Kathmandu - At least 13 Nepalese soldiers were killed
Thursday trying to put out a forest fire in central Nepal, officials
said.
The soldiers were killed when the forest fire in Ramechaap
district, about 100 kilometres east of Kathmandu, changed course,
cutting off the soldiers' escape route, the district police office
said.
The soldiers who died were part of a 130-member team deployed to
put out the massive blaze in a pine forest in the Srikandanda hills
close to the town of Ramechaap Bazar.
Police said the fire raged out of control and was threatening a
hospital in the town when the soldiers were deployed.

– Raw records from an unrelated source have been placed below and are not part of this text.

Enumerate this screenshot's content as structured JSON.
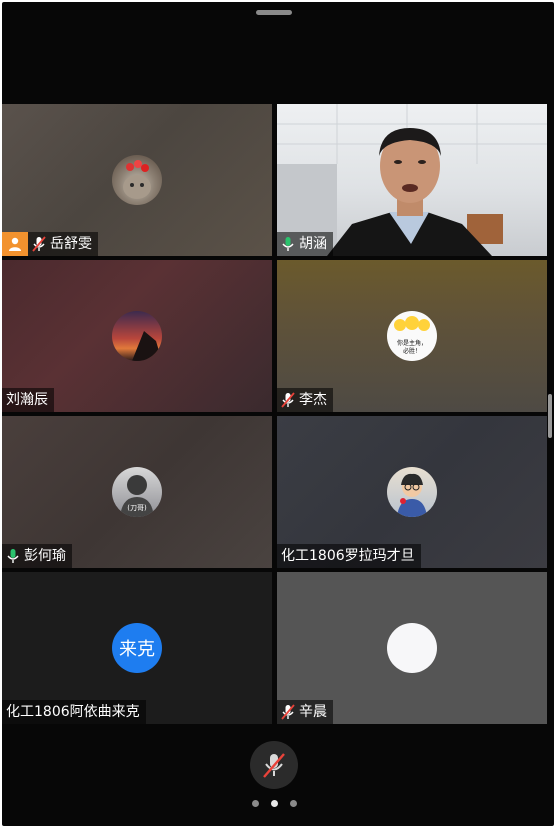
{
  "participants": [
    {
      "name": "岳舒雯",
      "mic": "muted",
      "host": true
    },
    {
      "name": "胡涵",
      "mic": "on",
      "active_speaker": true
    },
    {
      "name": "刘瀚辰",
      "mic": "none"
    },
    {
      "name": "李杰",
      "mic": "muted"
    },
    {
      "name": "彭何瑜",
      "mic": "on"
    },
    {
      "name": "化工1806罗拉玛才旦",
      "mic": "none"
    },
    {
      "name": "化工1806阿依曲来克",
      "mic": "none",
      "avatar_text": "来克",
      "avatar_color": "#1e7df0"
    },
    {
      "name": "辛晨",
      "mic": "muted"
    }
  ],
  "avatars": {
    "p4_text_line1": "你是主角，",
    "p4_text_line2": "必胜！",
    "p5_text": "(刀哥)"
  },
  "controls": {
    "mute_button_icon": "mic-muted-icon",
    "page_indicator": {
      "pages": 3,
      "current": 2
    }
  },
  "colors": {
    "active_border": "#2ac36d",
    "host_badge": "#f2922e",
    "mic_on": "#2ac36d",
    "mic_muted": "#e9433a"
  }
}
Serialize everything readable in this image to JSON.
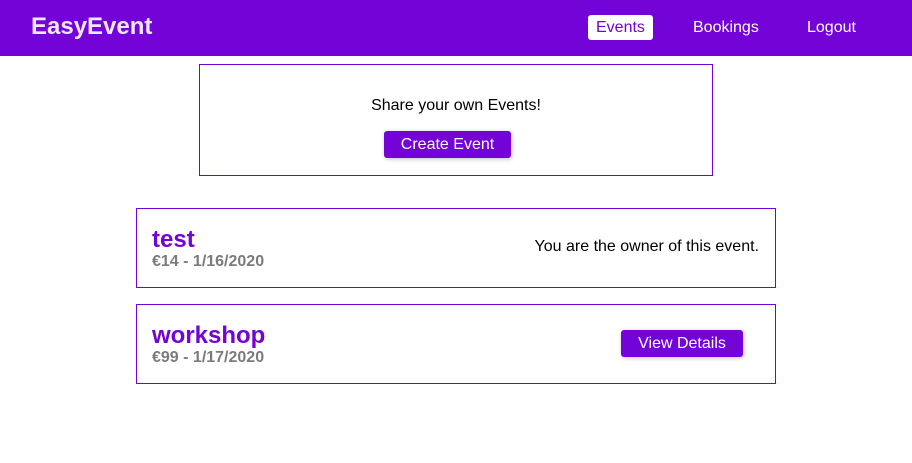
{
  "navbar": {
    "logo": "EasyEvent",
    "items": [
      {
        "label": "Events",
        "active": true
      },
      {
        "label": "Bookings",
        "active": false
      },
      {
        "label": "Logout",
        "active": false
      }
    ]
  },
  "create_section": {
    "text": "Share your own Events!",
    "button_label": "Create Event"
  },
  "events": [
    {
      "title": "test",
      "price": "€14",
      "date": "1/16/2020",
      "meta": "€14 - 1/16/2020",
      "owner_text": "You are the owner of this event."
    },
    {
      "title": "workshop",
      "price": "€99",
      "date": "1/17/2020",
      "meta": "€99 - 1/17/2020",
      "button_label": "View Details"
    }
  ],
  "colors": {
    "brand": "#7303d6",
    "meta_text": "#7b7b7b",
    "logo_text": "#f0e6fb"
  }
}
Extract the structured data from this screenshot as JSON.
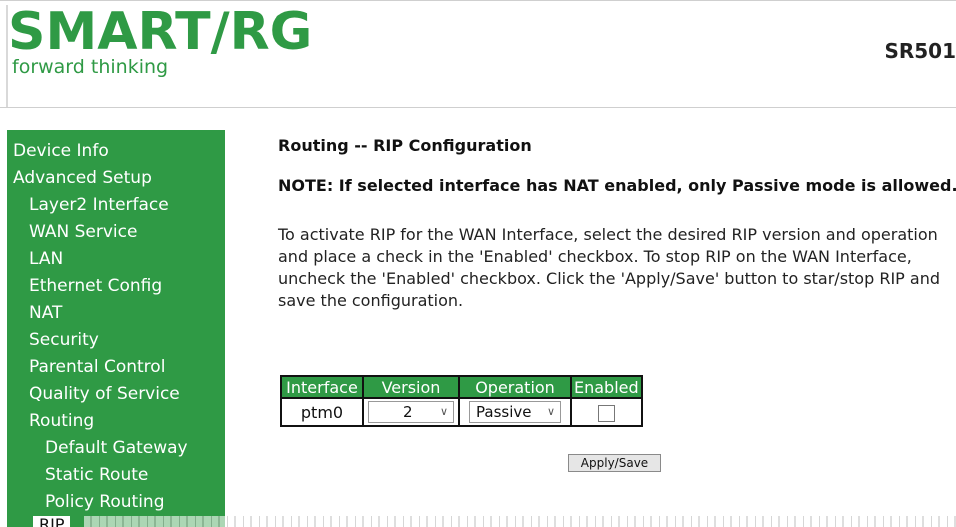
{
  "brand": {
    "logo_text": "SMART/RG",
    "reg_mark": "®",
    "tagline": "forward thinking",
    "model": "SR501"
  },
  "colors": {
    "accent": "#2f9a45"
  },
  "sidebar": {
    "items": [
      {
        "label": "Device Info",
        "level": 0
      },
      {
        "label": "Advanced Setup",
        "level": 0
      },
      {
        "label": "Layer2 Interface",
        "level": 1
      },
      {
        "label": "WAN Service",
        "level": 1
      },
      {
        "label": "LAN",
        "level": 1
      },
      {
        "label": "Ethernet Config",
        "level": 1
      },
      {
        "label": "NAT",
        "level": 1
      },
      {
        "label": "Security",
        "level": 1
      },
      {
        "label": "Parental Control",
        "level": 1
      },
      {
        "label": "Quality of Service",
        "level": 1
      },
      {
        "label": "Routing",
        "level": 1
      },
      {
        "label": "Default Gateway",
        "level": 2
      },
      {
        "label": "Static Route",
        "level": 2
      },
      {
        "label": "Policy Routing",
        "level": 2
      }
    ],
    "current": "RIP"
  },
  "main": {
    "title": "Routing -- RIP Configuration",
    "note": "NOTE: If selected interface has NAT enabled, only Passive mode is allowed.",
    "description": "To activate RIP for the WAN Interface, select the desired RIP version and operation and place a check in the 'Enabled' checkbox. To stop RIP on the WAN Interface, uncheck the 'Enabled' checkbox. Click the 'Apply/Save' button to star/stop RIP and save the configuration.",
    "table": {
      "headers": [
        "Interface",
        "Version",
        "Operation",
        "Enabled"
      ],
      "row": {
        "interface": "ptm0",
        "version": "2",
        "operation": "Passive",
        "enabled": false
      }
    },
    "apply_label": "Apply/Save"
  }
}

'The rescue teams have recovered the bodies of 13 soldiers who
died in the accident,' chief government administrator Jitendra
Bahadur Bhandari said.
'At least two other soldiers could be missing, but we will know
other details only after all soldiers return to barracks and are
accounted for,' Bhandari said.
The cause of the fire was not immediately known, but officials
said they suspected the fire was started by a cigarette thrown by
people venturing into the forest.
There was also the possibility that the fire could have started
from a market organized in the town close to the forest every
Thursday, Bhandari said.
Forest fires are common in Nepal during April and early May.
However, they have been particularly bad this year because of nearly
five months in which much of the country did not receive any rain.
The country's meteorological department in its report said many
parts of the country had received less than half the normal rainfall
in March after five months of drought-like conditions.